The DRI maintained strict secrecy about the raid, not sharing the details with the state police or other central agencies. The raid was planned as a part of a nationwide drive as similar drug seizure was in other states too. The factory was raided after a tip-off. It is interesting to note that the informant chose to inform a national agency and no agency of the state. Perhaps the informant feared the state agency might tip off the owner of the factory Vasudev Parab, who is a general secretary of the Bharatiya Janata Party. We hope the DRI would investigate the case to its depth and spare no one. The BJP leadership at the central and state levels should allow the DRI officials total freedom to get to the truth and conduct a successful prosecution, as any complacency or dilution would only give strength to the drug traders who have already spread their tentacles in the state, especially the coastal parts.

It also rings alarm bells for the Goa Industrial Development Corporation (GIDC), which allots plots in industrial estates.
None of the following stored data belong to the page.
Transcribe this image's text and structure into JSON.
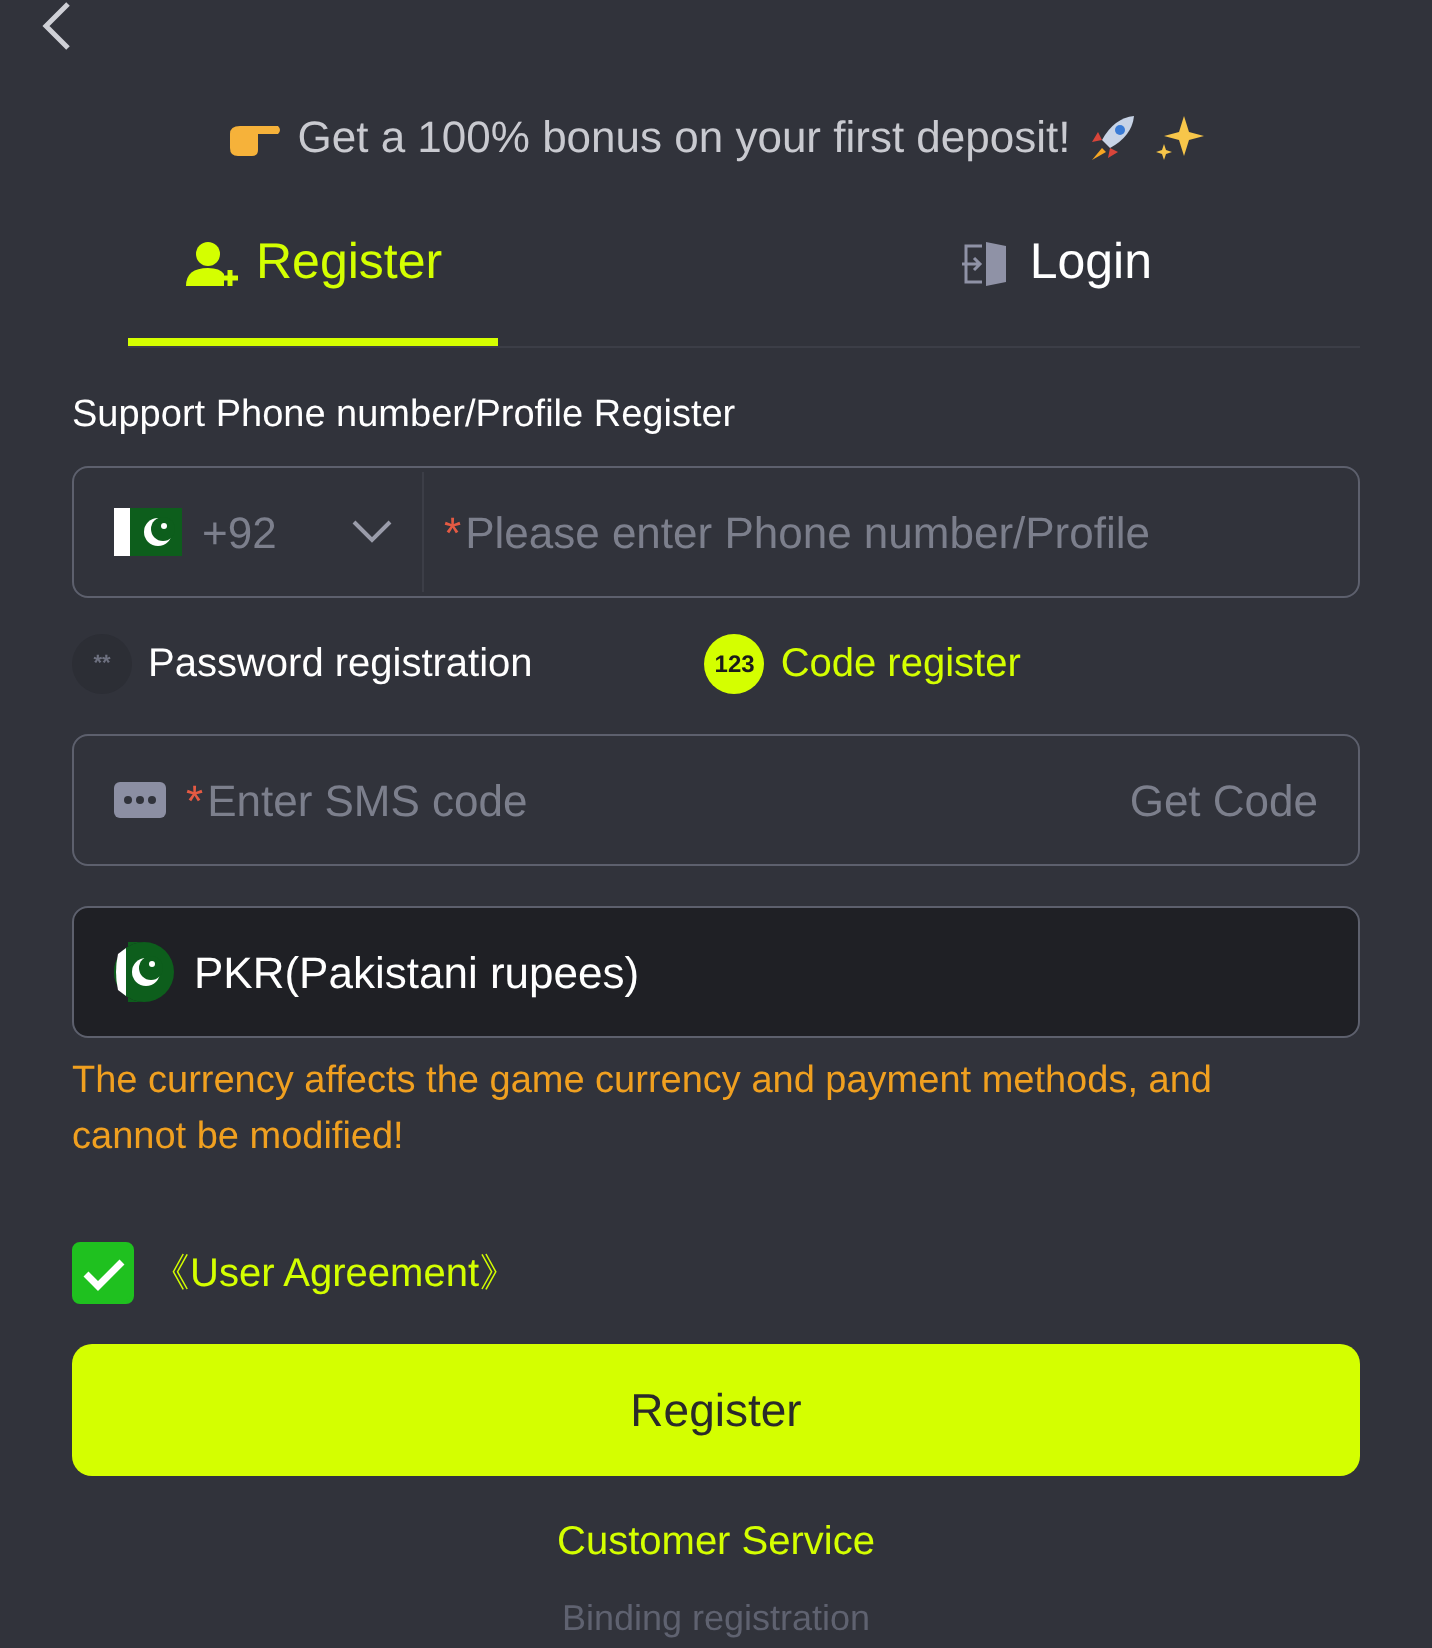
{
  "promo": "Get a 100% bonus on your first deposit!",
  "tabs": [
    {
      "label": "Register",
      "kind": "register",
      "selected": true
    },
    {
      "label": "Login",
      "kind": "login",
      "selected": false
    }
  ],
  "form_title": "Support Phone number/Profile Register",
  "phone": {
    "country_code": "+92",
    "required_mark": "*",
    "placeholder": "Please enter Phone number/Profile"
  },
  "modes": [
    {
      "label": "Password registration",
      "icon_text": "**",
      "selected": false
    },
    {
      "label": "Code register",
      "icon_text": "123",
      "selected": true
    }
  ],
  "sms": {
    "required_mark": "*",
    "placeholder": "Enter SMS code",
    "action": "Get Code"
  },
  "currency": {
    "value": "PKR(Pakistani rupees)"
  },
  "currency_notice": "The currency affects the game currency and payment methods, and cannot be modified!",
  "agreement": {
    "label": "《User Agreement》",
    "checked": true
  },
  "submit": "Register",
  "links": [
    "Customer Service",
    "Binding registration"
  ]
}
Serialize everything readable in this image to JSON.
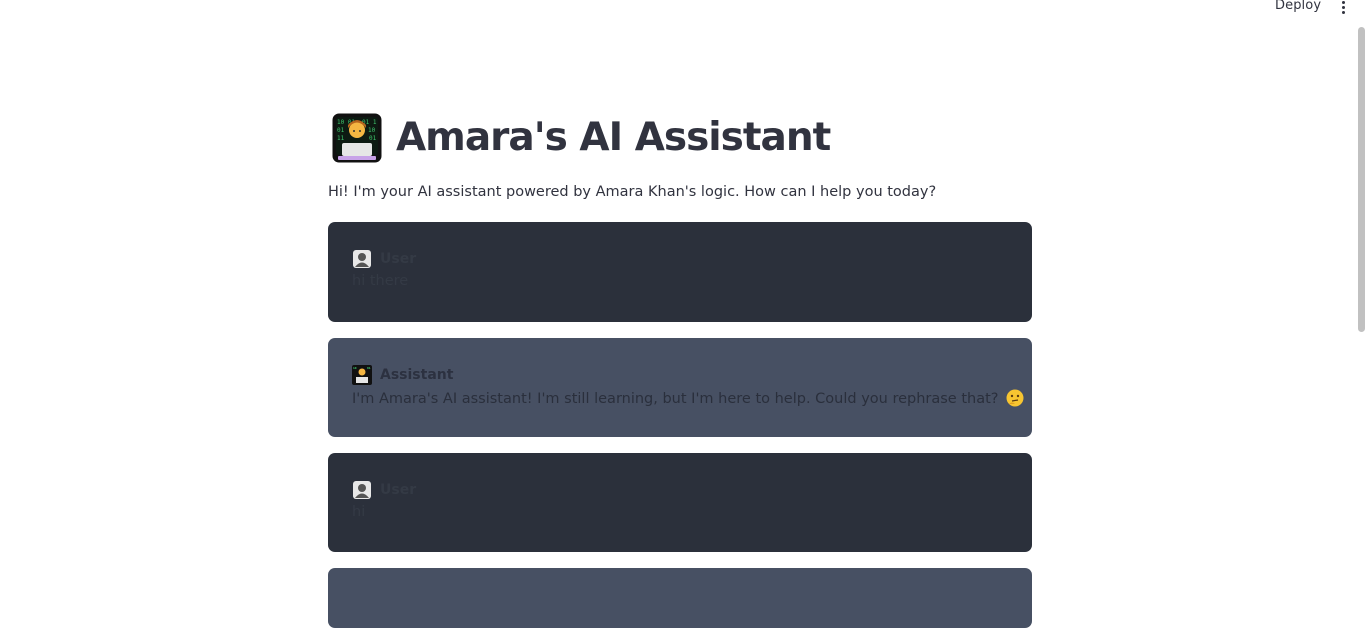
{
  "toolbar": {
    "deploy_label": "Deploy",
    "menu_icon": "vertical-ellipsis-icon"
  },
  "header": {
    "title_icon": "technologist-emoji-icon",
    "title": "Amara's AI Assistant",
    "subtitle": "Hi! I'm your AI assistant powered by Amara Khan's logic. How can I help you today?"
  },
  "chat": {
    "messages": [
      {
        "role": "user",
        "avatar_icon": "user-silhouette-icon",
        "author": "User",
        "text": "hi there"
      },
      {
        "role": "assistant",
        "avatar_icon": "technologist-emoji-icon",
        "author": "Assistant",
        "text": "I'm Amara's AI assistant! I'm still learning, but I'm here to help. Could you rephrase that?",
        "trailing_icon": "thinking-face-emoji-icon"
      },
      {
        "role": "user",
        "avatar_icon": "user-silhouette-icon",
        "author": "User",
        "text": "hi"
      }
    ]
  },
  "colors": {
    "user_bubble": "#2b303b",
    "assistant_bubble": "#475063",
    "text": "#31333f",
    "background": "#ffffff"
  }
}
The raided factory in the Pissurlem Industrial Estate was set up for fabrication of grills and other such material but was being used for drug trade. Factory owner Vasudev Parab has claimed that having been affected by mining shutdown he had leased it out to an Indian-born Canadian national on a verbal agreement. How can he be believed? How can he lease out his premises without actually verifying the identity and checking the antecedents of a person? Did he not even once care to visit the premises to see what was being done there? Is subletting allowed by the GIDC? Did the owner inform the GIDC of his verbal lease? Now that a case of illegal leasing of the factory has been revealed the GIDC should carry out a survey to find out whether there were cases of such illegal leasing in other industrial estates too and whether illegal activities were being carried out in such premises. Though the state authorities cannot conduct raids on every factory or business they have the intelligence wing to collect information of illegalities and to act on the basis of intelligence gathered. It is apparent that the state agencies failed in their duty in the present case.

Now that the raid by the DRI has been completed and a huge haul of drugs seized, the state police should conduct an inquiry on their own to find out how much quantity of drugs had been rolled out from the factory and who were involved in the syndicate. The police must also find out whether drugs from the factory were supplied to dealers in the state and how much. The DRI ought to share the information it has gathered with the state police in order to make sure that the whole illegal network and channels of distribution of drugs from the factory are busted and all those involved are brought to justice. The state police needs to re-establish its credibility which it seems to have lost in the eye of the informant who went to the DRI. The ANC and the officers posted at the police stations in the coastal belt have to be galvanized by the police top brass into sweeping action to catch as many drug traders in the net as possible in the shortest possible time. Let the state police give the Pissurlem raid a scary momentum for the drug dealers.